Sully hangs by an ankle as Matrix continues. “You remember, Sully, when I promised to kill you last?” Sully does remember. “That’s right, Matrix! You did!” Matrix: “I lied.” He drops Sully off the cliff, watches him fall, and walks back to the flight attendant, who is waiting by the wrecked convertible. “So now you don’t have a car,” she says. He looks at Sully’s car, still sitting on its side in the road, and then begins walking toward it.
Analysis
The sound mixing of the car chase sequence here gets pretty complicated, and it’s well done. There are multiple very loud things happening. The engines of the two cars are revving as they speed down the highway. There are some metal-on-metal crashes as Matrix rams the red convertible into the side of the yellow Porsche. The flight attendant yells out “My car!” after one of these collisions. Once Sully grabs his pistol and starts shooting, gunshots ring out. And underneath it all is the movie’s score, which is pretty loud and bombastic to begin with. There’s the potential for this all to turn into a cacophony, but it works—it’s appropriately chaotic, but the timing and relative volume levels mean that important audio elements don’t get lost in the mix.
The red convertible’s crash into the utility pole is one of the movie’s great “disregarding physics” moments. The car looks like it goes from about 40 miles an hour to a dead stop more or less instantly. The occupants, Matrix and the flight attendant, are not only unhurt but seemingly un-jostled. Matrix wasn’t wearing a seatbelt, as we can see when he gets out of the car. There’s not even a really great reason for the convertible to crash; Sully’s car is already on its side, and it seems like there would’ve been plenty of room to slow down, or at least miss the one large utility pole on this road. But it does cap the chase sequence with one more car crash, and the ease with which the characters brush it off adds a taste of comedy to the action—a Commando trademark. For me, this is another one of those moments that separates Commando from other action films.



Matrix picking up Sully and carrying him to the cliff sets up some of the film’s top one-liners, but it’s also an effectively shot sequence. As Matrix walks to the edge, the camera follows him. Then, as hoists Sully up by his ankles to dangle him over the edge, the camera physically rises and tilts downward, showing us the peril that Sully is in and perhaps creating a little vertigo in the viewer. We also get some close-ups on Sully’s upside-down face as Matrix interrogates him, which helps to sell his fright and discomfort.

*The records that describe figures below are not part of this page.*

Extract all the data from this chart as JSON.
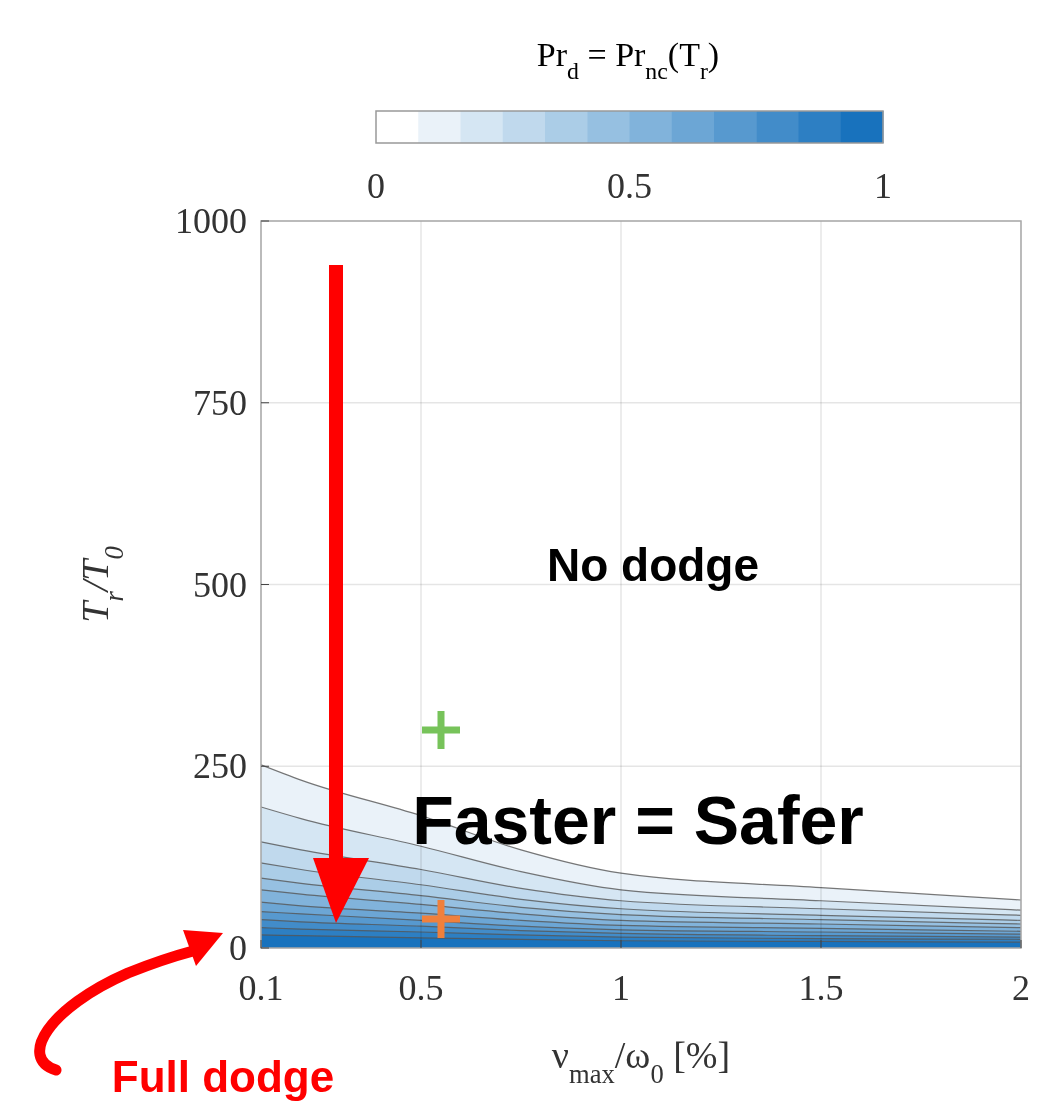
{
  "chart_data": {
    "type": "area",
    "xlabel": "ν$_{max}$/ω$_{0}$ [%]",
    "ylabel": "T$_{r}$/T$_{0}$",
    "clabel": "Pr$_{d}$ = Pr$_{nc}$(T$_{r}$)",
    "clim": [
      0,
      1
    ],
    "cticks": [
      0,
      0.5,
      1
    ],
    "x": [
      0.1,
      0.2,
      0.5,
      0.75,
      1,
      1.5,
      2
    ],
    "xlim": [
      0.1,
      2
    ],
    "xticks": [
      0.1,
      0.5,
      1,
      1.5,
      2
    ],
    "ylim": [
      0,
      1000
    ],
    "yticks": [
      0,
      250,
      500,
      750,
      1000
    ],
    "grid": true,
    "series": [
      {
        "color": "#eaf2f9",
        "values": [
          252,
          231,
          182,
          135,
          103,
          83,
          66
        ]
      },
      {
        "color": "#d5e6f3",
        "values": [
          194,
          178,
          140,
          105,
          80,
          65,
          52
        ]
      },
      {
        "color": "#c0d9ed",
        "values": [
          146,
          135,
          108,
          82,
          65,
          54,
          45
        ]
      },
      {
        "color": "#abcde7",
        "values": [
          117,
          108,
          87,
          67,
          54,
          45,
          38
        ]
      },
      {
        "color": "#96c0e1",
        "values": [
          96,
          89,
          72,
          56,
          46,
          39,
          33
        ]
      },
      {
        "color": "#81b3db",
        "values": [
          80,
          74,
          60,
          47,
          38,
          33,
          28
        ]
      },
      {
        "color": "#6ca6d5",
        "values": [
          63,
          58,
          48,
          38,
          31,
          27,
          23
        ]
      },
      {
        "color": "#5799cf",
        "values": [
          50,
          47,
          38,
          30,
          25,
          22,
          19
        ]
      },
      {
        "color": "#428cc9",
        "values": [
          39,
          36,
          30,
          24,
          20,
          17,
          15
        ]
      },
      {
        "color": "#2d7fc3",
        "values": [
          28,
          26,
          22,
          18,
          15,
          13,
          12
        ]
      },
      {
        "color": "#1872bd",
        "values": [
          18,
          17,
          14,
          12,
          10,
          9,
          8
        ]
      },
      {
        "type": "scatter",
        "x": [
          0.55
        ],
        "values": [
          300
        ],
        "color": "#77c35a",
        "marker": "cross"
      },
      {
        "type": "scatter",
        "x": [
          0.55
        ],
        "values": [
          40
        ],
        "color": "#f0803c",
        "marker": "cross"
      }
    ],
    "annotations": [
      "No dodge",
      "Faster = Safer",
      "Full dodge"
    ]
  }
}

And we even get some point-of-view shots looking down to the ground far below. One of these shots shows some rocks tumbling down the cliff, so we can see just how far Sully might fall.

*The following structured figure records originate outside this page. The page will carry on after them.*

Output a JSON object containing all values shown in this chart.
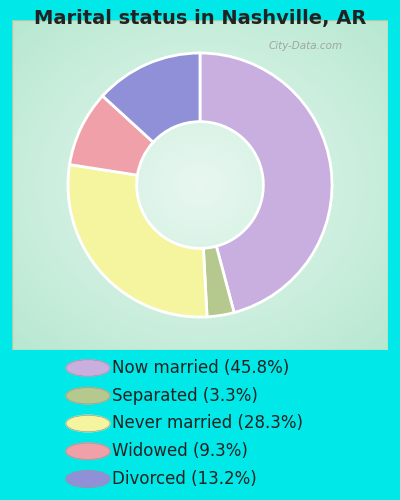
{
  "title": "Marital status in Nashville, AR",
  "slices": [
    45.8,
    3.3,
    28.3,
    9.3,
    13.2
  ],
  "labels": [
    "Now married (45.8%)",
    "Separated (3.3%)",
    "Never married (28.3%)",
    "Widowed (9.3%)",
    "Divorced (13.2%)"
  ],
  "colors": [
    "#c9aee0",
    "#b5c98e",
    "#f5f5a0",
    "#f0a0a8",
    "#9090d8"
  ],
  "background_color": "#00e8e8",
  "title_fontsize": 14,
  "legend_fontsize": 12,
  "watermark": "City-Data.com",
  "chart_border_color": "#ccddcc",
  "donut_width": 0.52
}
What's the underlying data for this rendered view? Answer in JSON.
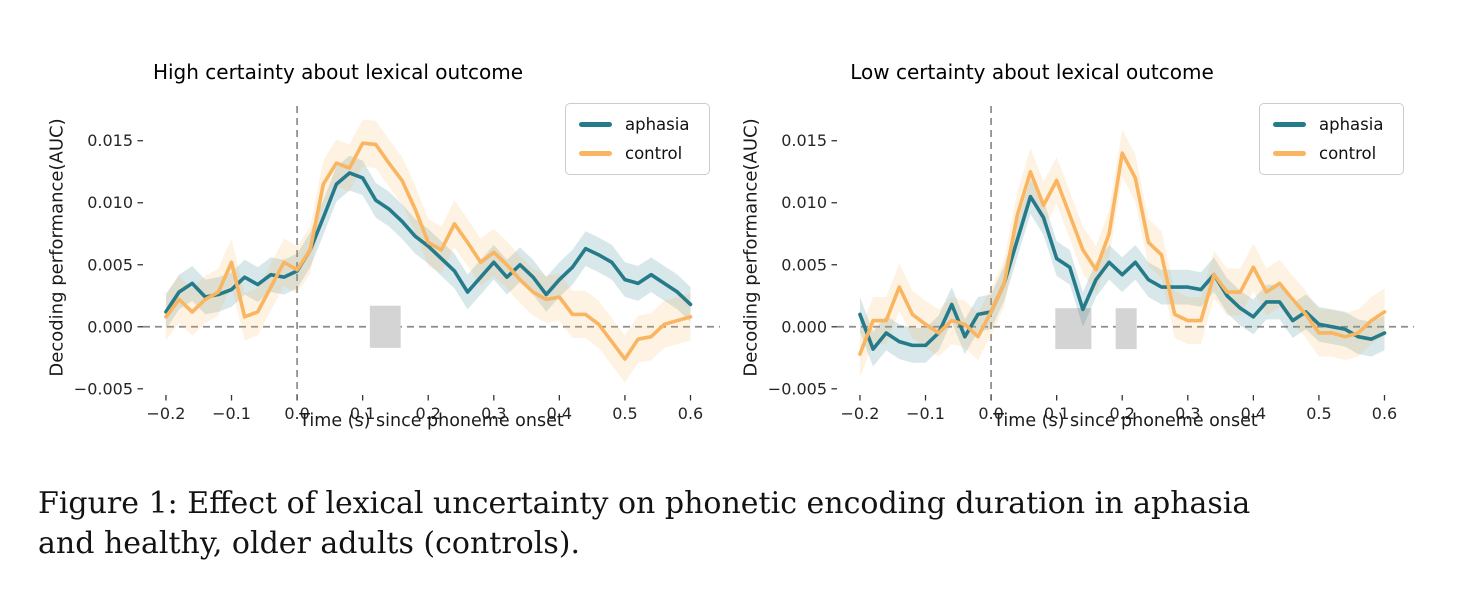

Of course, the cliff scene ends with one of the film’s greatest exchanges. Matrix, referring back to their conversation at the airport, asks Sully if he remembers how Matrix said he’d kill Sully last. Sully excitedly recalls this, perhaps thinking he’ll be spared. But then Matrix, having no more use for Sully, utters a cold “I lied” and drops him down the cliff. Then we get a very brief shot of a dummy hurtling downward, accompanied by a scream that trails off—there’s no “thud” at the bottom.